Leaf rust is the most common disease in wheat, a crop which contributes $11B annually to Canada’s economy. The most effective strategy to control leaf rust has been to grow resistant varieties. There are two general types of resistance genes found in wheat: Race-specific genes confer a high-level of resistance to specific strains of leaf rust but can be easily overcome by genetic mutation in pathogen populations, while slow rusting (APR) resistance provides partial resistance to a broad spectrum of races, but is typically effective only at the adult stage of plant growth. A three-phase experiment was conducted on a doubled-haploid population derived from the cross RL4452/AC Domain to determine if the resistance of a recently discovered gene (Lr2BS) worked with other resistance genes to synergistically enhance resistance to leaf rust.
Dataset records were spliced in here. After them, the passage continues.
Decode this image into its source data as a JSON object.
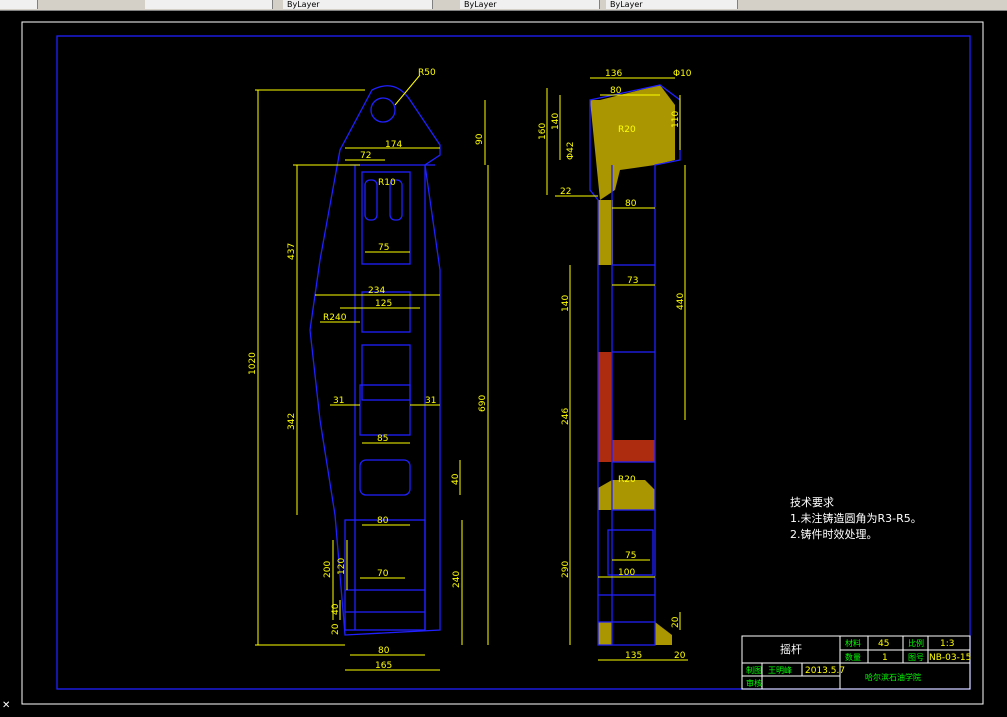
{
  "toolbar": {
    "items": [
      "",
      "ByLayer",
      "ByLayer",
      "ByLayer",
      ""
    ]
  },
  "drawing": {
    "left_view": {
      "r50": "R50",
      "d174": "174",
      "d72": "72",
      "r10": "R10",
      "d90": "90",
      "d437": "437",
      "d75": "75",
      "d234": "234",
      "d125": "125",
      "r240": "R240",
      "d1020": "1020",
      "d342": "342",
      "d690": "690",
      "d31a": "31",
      "d31b": "31",
      "d85": "85",
      "d40": "40",
      "d80a": "80",
      "d200": "200",
      "d120": "120",
      "d70": "70",
      "d240": "240",
      "d40b": "40",
      "d20": "20",
      "d80b": "80",
      "d165": "165"
    },
    "right_view": {
      "d136": "136",
      "phi10": "Φ10",
      "d80": "80",
      "d160": "160",
      "d140a": "140",
      "phi42": "Φ42",
      "r20a": "R20",
      "d110": "110",
      "d22": "22",
      "d80b": "80",
      "d73": "73",
      "d140b": "140",
      "d440": "440",
      "d246": "246",
      "r20b": "R20",
      "d75": "75",
      "d100": "100",
      "d290": "290",
      "d20a": "20",
      "d135": "135",
      "d20b": "20"
    },
    "notes": {
      "heading": "技术要求",
      "line1": "1.未注铸造圆角为R3-R5。",
      "line2": "2.铸件时效处理。"
    },
    "title_block": {
      "name": "摇杆",
      "material_label": "材料",
      "material": "45",
      "scale_label": "比例",
      "scale": "1:3",
      "qty_label": "数量",
      "qty": "1",
      "drawing_no_label": "图号",
      "drawing_no": "NB-03-15",
      "designer_label": "制图",
      "designer": "王明峰",
      "date": "2013.5.7",
      "checker_label": "审核",
      "school": "哈尔滨石油学院"
    }
  },
  "colors": {
    "background": "#000000",
    "frame": "#2020ff",
    "dimension": "#ffff00",
    "hatch_yellow": "#c8b000",
    "hatch_red": "#c03010"
  }
}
Linkage and quantitative trait loci (QTL) mapping were performed by combining our new genotypic data with a previously generated genetic map for this population, then adding rust disease data from our experiment to identify genomic regions associated with leaf rust resistance. In addition, a fluorescent microscope was used to examine host-pathogen interaction on a cellular level. These experiments showed that lines carrying Lr2BS alone, and in combination with other APR genes were susceptible at the seedling stage, which suggests that Lr2BS is an adult plant gene. It appears that the synergistic effect of some multiple gene combinations, including Lr2BS, enhances leaf rust resistance. Furthermore, QTL mapping identified an uncharacterized resistance gene (LrUsw4B) that conferred resistance at the seedling stage.
I am sorry to see they are not sending all three national finalists to the international competition as they did in 2012. As I noted in my July 16, 2012 posting the international standings did not reflect the national standings,
As the 2012 winner of the Sanofi BioGENEius Challenge Canada competition, Tam was invited to compete in this year’s international Sanofi BioGENEisu Challenge held in Boston, Massachusetts on June 19, 2012. [Janelle] Tam received an honourable mention for her work while Rui Song of Saskatoon placed third internationally.
Presumably the costs are too high to continue the practice.
Getting back to 2014, congratulations to all the competitors and the winners! And, good luck to Nicole Ticea at the International BioGENEius Challenge which will be conducted at the annual BIO conference, June 22-25 2014, in San Diego, CA!